Witajcie
Jako że jestem nowy na tym forum z grubsza się przedstawię,
Mam 37 lat - z naciskiem na 38, od zawsze jeżdżę na nartach, biegam, jeżdżę na MTB.
Problem zaczął się z 13 lat temu, na nartach. Spuchły mi kostki piątych palców stóp. Takie halluxy tylko z drugiej strony. oczywiście powodem były wąskie buty narciarskie. Z czasem wyleczyłem stan zapalny. Jak się domyślacie problem powrócił wielokrotnie. Wciąż ten sam scenartusz: buty narciarskie, SPD rowerowe, czy nowe do biegania i już stan zapalny gotowy. Byłem z tym u lekarza już kilka razy. Najlepszy ortopeda ponoć w regionie nie wyjął nawet rąk z kieszeni, operować chciał, czytaj łamać trzy sąsiednie kości paliczków i ustawiać pod innym kątem.

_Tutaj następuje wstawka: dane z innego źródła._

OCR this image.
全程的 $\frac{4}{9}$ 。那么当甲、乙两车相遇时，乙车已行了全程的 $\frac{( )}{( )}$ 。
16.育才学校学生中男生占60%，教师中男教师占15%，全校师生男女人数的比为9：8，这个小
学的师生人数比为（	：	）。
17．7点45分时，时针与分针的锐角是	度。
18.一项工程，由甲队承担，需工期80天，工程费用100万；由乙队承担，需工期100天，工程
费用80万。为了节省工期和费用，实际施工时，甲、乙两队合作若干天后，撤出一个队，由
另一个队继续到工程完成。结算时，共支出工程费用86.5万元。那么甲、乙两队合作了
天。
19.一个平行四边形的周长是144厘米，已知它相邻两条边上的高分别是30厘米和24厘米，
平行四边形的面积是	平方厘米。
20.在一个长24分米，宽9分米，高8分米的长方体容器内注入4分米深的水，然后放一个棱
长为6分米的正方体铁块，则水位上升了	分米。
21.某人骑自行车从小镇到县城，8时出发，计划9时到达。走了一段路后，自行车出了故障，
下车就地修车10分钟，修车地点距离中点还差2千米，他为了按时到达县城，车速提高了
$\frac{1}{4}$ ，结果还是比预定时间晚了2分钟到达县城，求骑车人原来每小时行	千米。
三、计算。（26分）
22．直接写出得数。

Nie dałem się pod nóż, bo uważam, że należy przyczynę zlikwidować, a nie skutek. Poza tym przerwa w aktywności minimum kilka miesięcy (dwie nogi). Po tych wielu stanach zapalnych torebki stawowe są dość mocno pogrubiałe, wrażliwe na ucisk, przy stanie zapalnym opuchlizna pojawia się szczególnie rano po wstaniu z łóżka. Stopy mają wysoki łuk podłużny, natomiast poprzeczny jest spłaszczony, co skutkuje poszerzeniem stóp. Przy chodzeniu czy bieganiu ścieram zewnętrzą część podeszwy, zwłaszcza piętę po zewnętrznej stronie.
Bieganie traktuję jako trening przygotowawczy do sezonu narciarskiego. Ciągle jestem czynnym zawodnikiem. Pracuję także dużo jako instruktor narciarstwa. mam wrażenie, że obecnie stan zapalny wywołuje ta "narośl" na stawie. Uciska go, powoduje zaczerwienienie, opuchliznę i ból. Może są jakieś maści na rynku regenerujące torebkę stawową, kaletkę maziową po przebytych urazach.